Tra le fonti non storiografiche - nella vasta pubblicistica sul travagliato
regno di Riccardo - spiccano, oltre al citato poema del Daniel, l’anonimo A
Mirror for Magistrates (Uno specchio per gli uomini di governo) del 1559:
una lunga ghirlanda di storie in versi che hanno per tema la caduta dei
potenti (tra i quali figurano sia Riccardo che Mowbray) - autentica miniera
di spunti per il teatro elisabettiano.
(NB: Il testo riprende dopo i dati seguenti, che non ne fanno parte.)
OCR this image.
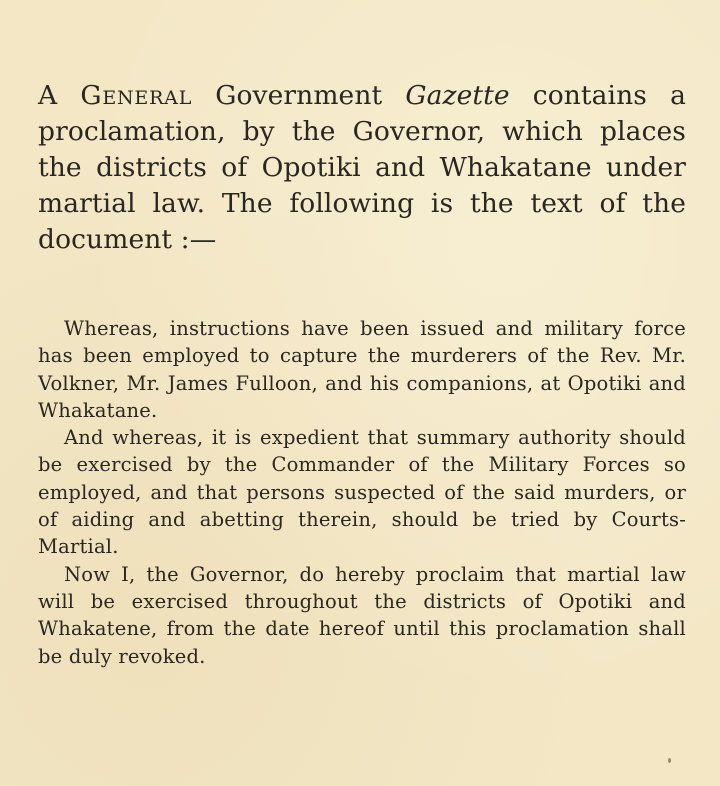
A General Government Gazette contains a proclamation, by the Governor, which places the districts of Opotiki and Whakatane under martial law. The following is the text of the document :—

Whereas, instructions have been issued and military force has been employed to capture the murderers of the Rev. Mr. Volkner, Mr. James Fulloon, and his companions, at Opotiki and Whakatane.

And whereas, it is expedient that summary authority should be exercised by the Commander of the Military Forces so employed, and that persons suspected of the said murders, or of aiding and abetting therein, should be tried by Courts-Martial.

Now I, the Governor, do hereby proclaim that martial law will be exercised throughout the districts of Opotiki and Whakatene, from the date hereof until this proclamation shall be duly revoked.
Di gran lunga più interessante, per
contenuti e implicazioni ideologiche, il dramma Woodstock, più volte
portato sulla scena ma mai stampato, per ovvie ragioni: esso giustifica il
ricorso «ai cavalieri e ai borghesi della Camera Bassa» (e cioè, del
Parlamento) per porre termine al malgoverno del Re - un assunto che la
dinastia Tudor considera potenzialmente eversivo. Woodstock sopravvive
come copione manoscritto, dal sottotitolo La prima parte di Riccardo II,
databile tra il 1593 e il 1594, e copre dieci anni di regno, senza arrivare
alla deposizione di Riccardo e al colpo di stato di Bolingbroke. Prendendosi
non poche libertà con gli eventi e la cronologia, esso descrive il conflitto fra
il Re (sostenuto da una cricca di favoriti corrotti) e i suoi potenti zii, i Duchi
di Lancaster, Gloucester e York, che nelle fonti storiche son tutt’altro che
esempi di virtù, e che qui divengono depositari del senso dello Stato.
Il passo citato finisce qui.